Teatro é como um bicho carpinteiro que corrói por dentro lentamente. Tudo começa de repente e quando nos damos conta, não há mais nada a se fazer. É assim com todos aqueles que são fisgados pela paixão de atuar. Nesta semana, a "II Mostra de Teatro 'Cemitério de Automóveis'" foi uma mescla de sonho e realidade. No Porão do Centro Cultural São Paulo, muitas estréias, muitas celebridades, muitos espectadores. Não há como fugir deste tema, uma vez que o porão se tornou minha segunda casa. São horas e horas respirando teatro: ouvindo textos, ensaiando, apresentando e assistindo.

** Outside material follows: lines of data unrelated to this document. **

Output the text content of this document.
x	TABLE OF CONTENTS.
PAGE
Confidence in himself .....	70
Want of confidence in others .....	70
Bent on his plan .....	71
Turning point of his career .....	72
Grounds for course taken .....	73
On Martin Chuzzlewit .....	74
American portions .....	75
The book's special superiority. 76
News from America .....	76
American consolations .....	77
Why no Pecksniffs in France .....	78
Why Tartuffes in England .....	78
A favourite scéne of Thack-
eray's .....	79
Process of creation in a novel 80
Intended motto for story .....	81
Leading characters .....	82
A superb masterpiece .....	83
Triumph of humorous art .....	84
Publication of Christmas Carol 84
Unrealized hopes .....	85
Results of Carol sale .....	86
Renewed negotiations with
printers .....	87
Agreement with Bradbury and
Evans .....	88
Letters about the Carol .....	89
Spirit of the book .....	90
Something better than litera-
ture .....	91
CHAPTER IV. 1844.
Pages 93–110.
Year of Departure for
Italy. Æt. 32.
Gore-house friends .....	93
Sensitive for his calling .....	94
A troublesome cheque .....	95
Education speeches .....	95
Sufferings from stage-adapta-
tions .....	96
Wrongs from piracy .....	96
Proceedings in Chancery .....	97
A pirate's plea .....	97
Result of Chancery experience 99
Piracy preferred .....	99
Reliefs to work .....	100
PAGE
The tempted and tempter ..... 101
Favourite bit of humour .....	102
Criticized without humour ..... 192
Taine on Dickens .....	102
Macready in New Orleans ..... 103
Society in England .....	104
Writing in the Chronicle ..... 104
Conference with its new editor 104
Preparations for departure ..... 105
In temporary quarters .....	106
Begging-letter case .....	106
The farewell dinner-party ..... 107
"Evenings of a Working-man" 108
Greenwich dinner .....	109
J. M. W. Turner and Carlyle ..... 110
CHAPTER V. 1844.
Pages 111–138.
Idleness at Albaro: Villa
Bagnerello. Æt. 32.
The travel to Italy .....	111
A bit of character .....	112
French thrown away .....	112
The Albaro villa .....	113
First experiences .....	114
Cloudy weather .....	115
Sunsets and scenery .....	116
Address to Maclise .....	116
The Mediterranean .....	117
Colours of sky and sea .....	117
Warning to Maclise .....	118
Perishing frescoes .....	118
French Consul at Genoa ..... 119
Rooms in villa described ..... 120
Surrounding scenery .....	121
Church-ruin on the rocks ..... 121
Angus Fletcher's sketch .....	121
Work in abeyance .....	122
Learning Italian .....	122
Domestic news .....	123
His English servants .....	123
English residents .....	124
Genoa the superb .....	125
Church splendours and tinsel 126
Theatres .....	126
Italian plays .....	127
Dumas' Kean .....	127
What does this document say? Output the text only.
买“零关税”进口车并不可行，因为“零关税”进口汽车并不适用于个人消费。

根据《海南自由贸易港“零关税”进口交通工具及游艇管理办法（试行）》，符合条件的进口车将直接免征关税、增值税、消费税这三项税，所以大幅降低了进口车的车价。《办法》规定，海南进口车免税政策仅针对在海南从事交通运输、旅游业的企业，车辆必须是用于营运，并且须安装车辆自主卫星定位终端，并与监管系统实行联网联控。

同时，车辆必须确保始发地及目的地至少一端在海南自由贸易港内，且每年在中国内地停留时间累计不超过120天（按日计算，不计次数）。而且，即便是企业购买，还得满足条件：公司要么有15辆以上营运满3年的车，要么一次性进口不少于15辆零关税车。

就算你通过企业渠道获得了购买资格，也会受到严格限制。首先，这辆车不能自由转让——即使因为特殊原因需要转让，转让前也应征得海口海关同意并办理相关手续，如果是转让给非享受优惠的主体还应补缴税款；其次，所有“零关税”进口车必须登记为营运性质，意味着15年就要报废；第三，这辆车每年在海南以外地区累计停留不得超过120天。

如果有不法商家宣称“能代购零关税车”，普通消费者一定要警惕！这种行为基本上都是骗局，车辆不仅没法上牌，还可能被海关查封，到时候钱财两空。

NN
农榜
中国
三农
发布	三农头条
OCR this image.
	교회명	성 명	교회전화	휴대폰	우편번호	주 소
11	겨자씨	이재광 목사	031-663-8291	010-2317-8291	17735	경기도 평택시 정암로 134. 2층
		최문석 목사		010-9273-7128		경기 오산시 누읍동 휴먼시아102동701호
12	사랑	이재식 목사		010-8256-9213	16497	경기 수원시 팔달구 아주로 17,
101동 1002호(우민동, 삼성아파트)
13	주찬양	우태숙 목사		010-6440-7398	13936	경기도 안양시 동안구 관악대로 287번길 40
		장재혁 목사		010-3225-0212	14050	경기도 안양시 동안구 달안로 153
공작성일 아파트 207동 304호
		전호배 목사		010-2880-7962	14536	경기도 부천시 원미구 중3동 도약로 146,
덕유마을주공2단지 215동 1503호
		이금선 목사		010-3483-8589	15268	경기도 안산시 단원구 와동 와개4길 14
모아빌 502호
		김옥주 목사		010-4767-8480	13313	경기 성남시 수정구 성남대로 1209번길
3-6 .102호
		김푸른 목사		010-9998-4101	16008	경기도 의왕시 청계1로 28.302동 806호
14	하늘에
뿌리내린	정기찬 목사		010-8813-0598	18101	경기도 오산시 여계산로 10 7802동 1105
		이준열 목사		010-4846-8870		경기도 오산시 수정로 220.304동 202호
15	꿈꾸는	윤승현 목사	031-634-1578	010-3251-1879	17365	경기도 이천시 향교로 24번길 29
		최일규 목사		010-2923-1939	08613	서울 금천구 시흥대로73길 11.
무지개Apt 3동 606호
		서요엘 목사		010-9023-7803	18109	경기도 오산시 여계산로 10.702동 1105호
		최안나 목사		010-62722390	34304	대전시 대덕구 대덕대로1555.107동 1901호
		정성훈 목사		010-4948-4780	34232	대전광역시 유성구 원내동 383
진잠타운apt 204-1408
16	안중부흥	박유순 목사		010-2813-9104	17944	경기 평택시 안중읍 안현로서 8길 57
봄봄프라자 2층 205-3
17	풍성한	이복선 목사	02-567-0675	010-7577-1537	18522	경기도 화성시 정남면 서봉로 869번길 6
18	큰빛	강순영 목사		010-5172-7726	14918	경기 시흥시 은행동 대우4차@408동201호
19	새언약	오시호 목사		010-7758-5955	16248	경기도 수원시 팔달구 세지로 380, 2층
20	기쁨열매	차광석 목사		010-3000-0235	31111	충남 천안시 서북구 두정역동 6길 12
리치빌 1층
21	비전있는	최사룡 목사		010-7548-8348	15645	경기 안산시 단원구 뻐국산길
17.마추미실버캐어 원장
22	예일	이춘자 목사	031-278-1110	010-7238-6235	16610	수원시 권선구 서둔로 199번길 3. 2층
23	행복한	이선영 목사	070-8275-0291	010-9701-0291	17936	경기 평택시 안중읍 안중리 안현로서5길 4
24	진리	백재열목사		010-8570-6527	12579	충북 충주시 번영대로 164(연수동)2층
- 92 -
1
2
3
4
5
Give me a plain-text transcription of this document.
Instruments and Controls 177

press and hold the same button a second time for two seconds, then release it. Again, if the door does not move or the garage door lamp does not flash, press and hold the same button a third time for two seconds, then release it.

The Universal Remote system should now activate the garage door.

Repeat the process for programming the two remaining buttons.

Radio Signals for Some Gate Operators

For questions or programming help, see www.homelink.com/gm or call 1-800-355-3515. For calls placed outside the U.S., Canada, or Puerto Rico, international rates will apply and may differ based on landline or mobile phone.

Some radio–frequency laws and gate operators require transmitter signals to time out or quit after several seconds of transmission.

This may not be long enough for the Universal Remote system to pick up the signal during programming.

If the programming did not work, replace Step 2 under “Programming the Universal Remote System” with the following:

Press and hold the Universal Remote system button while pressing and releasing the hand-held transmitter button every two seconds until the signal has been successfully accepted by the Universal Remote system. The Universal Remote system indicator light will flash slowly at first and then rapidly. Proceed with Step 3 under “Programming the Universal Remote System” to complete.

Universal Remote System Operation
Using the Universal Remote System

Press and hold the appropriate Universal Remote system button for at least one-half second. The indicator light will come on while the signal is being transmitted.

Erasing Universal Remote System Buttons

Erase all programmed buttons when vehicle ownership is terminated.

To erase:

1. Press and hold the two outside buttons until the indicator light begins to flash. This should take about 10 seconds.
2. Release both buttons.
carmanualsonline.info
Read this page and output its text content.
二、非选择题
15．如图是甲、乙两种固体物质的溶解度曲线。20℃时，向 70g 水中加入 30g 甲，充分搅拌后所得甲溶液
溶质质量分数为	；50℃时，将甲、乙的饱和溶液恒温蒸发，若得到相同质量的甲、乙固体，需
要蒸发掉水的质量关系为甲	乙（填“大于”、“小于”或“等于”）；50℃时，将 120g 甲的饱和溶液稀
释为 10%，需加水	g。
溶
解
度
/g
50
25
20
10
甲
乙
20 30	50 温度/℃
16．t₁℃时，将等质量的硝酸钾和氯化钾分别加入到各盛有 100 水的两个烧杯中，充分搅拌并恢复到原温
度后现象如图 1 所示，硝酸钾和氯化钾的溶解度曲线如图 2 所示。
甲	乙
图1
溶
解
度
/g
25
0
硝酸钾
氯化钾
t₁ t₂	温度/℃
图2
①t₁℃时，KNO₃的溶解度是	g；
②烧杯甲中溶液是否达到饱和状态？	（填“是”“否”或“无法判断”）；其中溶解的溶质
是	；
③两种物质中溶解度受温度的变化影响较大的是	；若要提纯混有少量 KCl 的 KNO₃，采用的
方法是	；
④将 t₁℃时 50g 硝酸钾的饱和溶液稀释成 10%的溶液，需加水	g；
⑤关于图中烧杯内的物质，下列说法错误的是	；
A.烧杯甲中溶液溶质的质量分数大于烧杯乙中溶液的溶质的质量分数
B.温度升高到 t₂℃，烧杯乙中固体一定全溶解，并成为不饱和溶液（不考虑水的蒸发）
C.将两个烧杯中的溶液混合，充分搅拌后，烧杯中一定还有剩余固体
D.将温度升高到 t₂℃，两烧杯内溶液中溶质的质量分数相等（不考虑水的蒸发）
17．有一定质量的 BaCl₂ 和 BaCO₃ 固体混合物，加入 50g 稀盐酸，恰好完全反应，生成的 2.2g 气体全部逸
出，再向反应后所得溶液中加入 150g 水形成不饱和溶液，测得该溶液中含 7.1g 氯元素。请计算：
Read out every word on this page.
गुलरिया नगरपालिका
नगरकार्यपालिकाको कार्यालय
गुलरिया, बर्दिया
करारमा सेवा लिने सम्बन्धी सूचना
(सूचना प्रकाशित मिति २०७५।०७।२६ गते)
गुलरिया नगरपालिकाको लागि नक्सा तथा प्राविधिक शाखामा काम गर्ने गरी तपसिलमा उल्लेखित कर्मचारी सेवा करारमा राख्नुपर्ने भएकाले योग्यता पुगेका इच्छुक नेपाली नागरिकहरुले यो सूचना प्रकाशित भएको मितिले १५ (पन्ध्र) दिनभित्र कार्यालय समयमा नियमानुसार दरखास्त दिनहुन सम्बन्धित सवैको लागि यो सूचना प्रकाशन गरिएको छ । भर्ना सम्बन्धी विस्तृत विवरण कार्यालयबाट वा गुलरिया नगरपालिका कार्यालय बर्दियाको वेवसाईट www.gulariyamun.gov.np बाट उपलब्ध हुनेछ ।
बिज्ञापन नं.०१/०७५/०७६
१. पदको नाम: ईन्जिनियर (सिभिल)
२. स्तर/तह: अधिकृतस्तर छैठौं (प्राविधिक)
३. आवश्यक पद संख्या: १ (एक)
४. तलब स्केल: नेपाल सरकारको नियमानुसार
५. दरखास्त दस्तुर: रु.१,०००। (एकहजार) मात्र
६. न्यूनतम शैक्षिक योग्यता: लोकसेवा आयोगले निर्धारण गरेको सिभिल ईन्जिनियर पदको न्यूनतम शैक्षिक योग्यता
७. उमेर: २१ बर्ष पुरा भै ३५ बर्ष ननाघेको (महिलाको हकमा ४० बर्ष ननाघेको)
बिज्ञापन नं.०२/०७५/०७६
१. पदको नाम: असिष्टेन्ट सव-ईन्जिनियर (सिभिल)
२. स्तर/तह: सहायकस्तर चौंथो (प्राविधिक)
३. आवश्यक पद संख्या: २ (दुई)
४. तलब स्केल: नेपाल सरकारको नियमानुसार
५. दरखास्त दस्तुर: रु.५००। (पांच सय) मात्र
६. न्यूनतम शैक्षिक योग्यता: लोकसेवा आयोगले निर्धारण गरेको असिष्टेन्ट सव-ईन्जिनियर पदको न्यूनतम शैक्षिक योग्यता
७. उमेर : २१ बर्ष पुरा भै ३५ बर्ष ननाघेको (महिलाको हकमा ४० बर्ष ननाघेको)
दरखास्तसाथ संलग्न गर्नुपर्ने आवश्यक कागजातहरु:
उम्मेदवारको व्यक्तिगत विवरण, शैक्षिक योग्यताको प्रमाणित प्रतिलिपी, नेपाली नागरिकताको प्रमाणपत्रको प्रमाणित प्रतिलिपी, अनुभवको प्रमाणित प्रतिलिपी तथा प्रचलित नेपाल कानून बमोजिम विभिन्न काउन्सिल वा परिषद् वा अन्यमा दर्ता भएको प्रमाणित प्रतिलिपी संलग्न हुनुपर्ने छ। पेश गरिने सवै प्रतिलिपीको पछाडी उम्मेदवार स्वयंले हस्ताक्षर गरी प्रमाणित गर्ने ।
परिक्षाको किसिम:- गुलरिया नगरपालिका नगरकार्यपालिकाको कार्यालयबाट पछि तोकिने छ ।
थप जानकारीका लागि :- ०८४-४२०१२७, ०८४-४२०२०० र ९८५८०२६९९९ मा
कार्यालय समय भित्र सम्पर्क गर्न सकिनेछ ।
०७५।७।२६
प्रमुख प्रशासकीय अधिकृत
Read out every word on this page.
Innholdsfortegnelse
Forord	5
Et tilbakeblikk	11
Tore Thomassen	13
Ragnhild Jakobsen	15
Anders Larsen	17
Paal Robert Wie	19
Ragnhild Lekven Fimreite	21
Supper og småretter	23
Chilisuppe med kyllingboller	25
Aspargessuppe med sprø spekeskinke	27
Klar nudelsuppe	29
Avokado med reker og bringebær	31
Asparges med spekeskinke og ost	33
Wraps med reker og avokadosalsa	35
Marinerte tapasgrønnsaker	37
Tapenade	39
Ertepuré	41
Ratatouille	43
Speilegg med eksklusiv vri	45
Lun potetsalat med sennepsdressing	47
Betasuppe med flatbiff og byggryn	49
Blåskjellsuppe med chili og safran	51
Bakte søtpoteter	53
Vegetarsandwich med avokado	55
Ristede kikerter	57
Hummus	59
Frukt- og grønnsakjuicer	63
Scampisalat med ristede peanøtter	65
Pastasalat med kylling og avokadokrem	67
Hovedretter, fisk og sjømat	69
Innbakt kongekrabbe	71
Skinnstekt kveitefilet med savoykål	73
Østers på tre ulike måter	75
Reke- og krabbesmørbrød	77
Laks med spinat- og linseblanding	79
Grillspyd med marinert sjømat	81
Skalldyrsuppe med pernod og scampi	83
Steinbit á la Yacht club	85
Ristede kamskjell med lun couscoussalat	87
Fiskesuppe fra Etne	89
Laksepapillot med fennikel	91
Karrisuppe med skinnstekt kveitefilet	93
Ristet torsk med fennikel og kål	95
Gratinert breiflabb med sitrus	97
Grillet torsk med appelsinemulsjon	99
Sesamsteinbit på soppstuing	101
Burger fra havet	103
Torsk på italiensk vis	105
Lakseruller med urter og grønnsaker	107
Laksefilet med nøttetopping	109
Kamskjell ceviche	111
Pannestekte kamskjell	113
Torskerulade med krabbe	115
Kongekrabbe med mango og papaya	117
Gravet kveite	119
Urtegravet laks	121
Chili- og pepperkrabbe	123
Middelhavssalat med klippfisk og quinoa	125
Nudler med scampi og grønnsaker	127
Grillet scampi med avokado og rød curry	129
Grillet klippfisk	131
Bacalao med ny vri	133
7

Foi também uma semana de muita responsabilidade, pois estrearam vários textos adaptados por Mário Bortolotto. O primeiro foi "O Herói Devolvido" de Marcelo Mirisola. Em seguida, vieram: "Faroestes" de Marçal Aquino, "Ovelhas que voam e se perdem no céu" de Daniel Pellizari, "Dentes Guardados" de Daniel Galera e, por fim, "Tanto Faz" de Reinaldo Morais. E para a alegria de todo o elenco da mostra, contamos com a presença dos autores na platéia.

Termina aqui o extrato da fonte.